Les taux de l’OAT ont connu une nouvelle séance de forte hausse hier, consécutivement aux dégagements opérés sur l’ensemble des dettes européennes, excepté l’Allemagne et la Grande Bretagne.
Les taux français à 10 ans ont en effet progressé de pas moins de 26 points de base sur la seule journée d’hier, dans un fort mouvement de dégagement opéré par les investisseurs obligataires sur la dette européenne. L’écart de taux s’élevait ainsi, en séance, à 191 points de base au zénith. Autre indicateur de vive tension sur les marchés : les CDS sur la France progressaient de 9% et atteignaient un nouveau plus haut à 233 points.
Les dettes autrichiennes, hollandaises et finlandaises dans le viseur
Alors que les taux du Bund stagnaient à 1.78%, les dettes autrichiennes, belges et hollandaises étaient également attaquées. Les taux autrichiens progressaient de 20 points de base sur la séance, et finissait à 3.62%. La dette du pays également notée « AAA », évoluait sous les 3% il y a cinq séances. De la même façon, la dette des Pays-Bas progressait de 2.32% à 2.41% hier, creusant l’écart de taux avec l’Allemagne. Même la dette finlandaise notée « AAA » subissait des dégagements, les taux progressant de 12 points de base à 2.50%, contre 2.38% la veille.

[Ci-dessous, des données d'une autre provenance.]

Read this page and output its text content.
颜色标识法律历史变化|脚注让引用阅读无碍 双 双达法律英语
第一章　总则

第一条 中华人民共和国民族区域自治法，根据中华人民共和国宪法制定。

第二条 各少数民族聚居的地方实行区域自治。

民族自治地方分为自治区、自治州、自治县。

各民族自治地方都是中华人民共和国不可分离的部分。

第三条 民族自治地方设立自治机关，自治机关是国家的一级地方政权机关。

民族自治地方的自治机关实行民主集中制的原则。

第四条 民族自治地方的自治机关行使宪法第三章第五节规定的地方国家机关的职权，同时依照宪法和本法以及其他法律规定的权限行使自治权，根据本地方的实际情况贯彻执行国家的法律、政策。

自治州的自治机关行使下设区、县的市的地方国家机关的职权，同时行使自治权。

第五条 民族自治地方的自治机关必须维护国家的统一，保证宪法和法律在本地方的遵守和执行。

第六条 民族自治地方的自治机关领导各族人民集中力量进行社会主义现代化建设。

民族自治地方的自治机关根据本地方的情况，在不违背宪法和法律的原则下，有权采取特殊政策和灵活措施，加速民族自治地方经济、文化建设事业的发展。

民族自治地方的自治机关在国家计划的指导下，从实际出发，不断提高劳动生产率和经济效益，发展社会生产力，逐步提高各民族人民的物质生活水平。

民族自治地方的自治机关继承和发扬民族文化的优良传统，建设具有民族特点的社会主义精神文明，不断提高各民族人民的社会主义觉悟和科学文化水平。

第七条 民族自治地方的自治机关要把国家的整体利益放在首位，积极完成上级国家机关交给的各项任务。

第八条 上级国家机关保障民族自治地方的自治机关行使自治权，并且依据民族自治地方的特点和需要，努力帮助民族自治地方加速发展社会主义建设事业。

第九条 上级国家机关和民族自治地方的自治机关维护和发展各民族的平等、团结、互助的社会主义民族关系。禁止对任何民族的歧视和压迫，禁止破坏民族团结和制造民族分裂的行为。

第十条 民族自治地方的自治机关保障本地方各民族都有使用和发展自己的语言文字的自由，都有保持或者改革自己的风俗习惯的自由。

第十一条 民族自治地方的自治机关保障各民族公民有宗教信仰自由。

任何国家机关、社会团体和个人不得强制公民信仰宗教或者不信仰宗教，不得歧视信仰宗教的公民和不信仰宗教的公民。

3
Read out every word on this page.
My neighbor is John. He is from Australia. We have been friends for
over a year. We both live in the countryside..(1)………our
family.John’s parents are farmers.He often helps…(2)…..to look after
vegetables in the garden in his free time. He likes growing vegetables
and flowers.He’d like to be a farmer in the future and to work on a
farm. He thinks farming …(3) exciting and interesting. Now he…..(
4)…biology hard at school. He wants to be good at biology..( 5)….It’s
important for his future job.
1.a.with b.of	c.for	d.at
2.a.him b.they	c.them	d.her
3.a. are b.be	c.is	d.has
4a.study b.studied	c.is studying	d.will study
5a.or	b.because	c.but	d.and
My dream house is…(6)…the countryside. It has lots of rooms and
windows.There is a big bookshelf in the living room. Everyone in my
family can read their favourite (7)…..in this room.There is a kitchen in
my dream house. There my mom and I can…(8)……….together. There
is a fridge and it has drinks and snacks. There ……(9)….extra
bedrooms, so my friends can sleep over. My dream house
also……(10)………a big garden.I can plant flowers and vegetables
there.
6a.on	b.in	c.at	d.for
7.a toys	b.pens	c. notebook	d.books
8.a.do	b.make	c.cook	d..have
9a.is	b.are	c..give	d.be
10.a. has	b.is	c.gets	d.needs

Ce matin, François Baroin, dans une interview au quotidien « Les Echos », faisait , à mot couvert, un appel du pied à la BCE pour agir. « Nous continuons de considérer que la BCE est une réponse et probablement même un élément important de la réponse à cette crise ». « Dans le communiqué de l'accord du 27 octobre, la BCE a pris l'engagement de jouer complètement son rôle pour garantir la stabilité de la zone euro. Nous lui faisons confiance » a indiqué François Baroin. Or l’Allemagne s’est toujours montrée opposée à toute forme de monétisation de la dette. Reste que sa position parait de moins en moins tenable, les dernières augmentations de taux l’isolant, de facto, un peu plus en zone euro.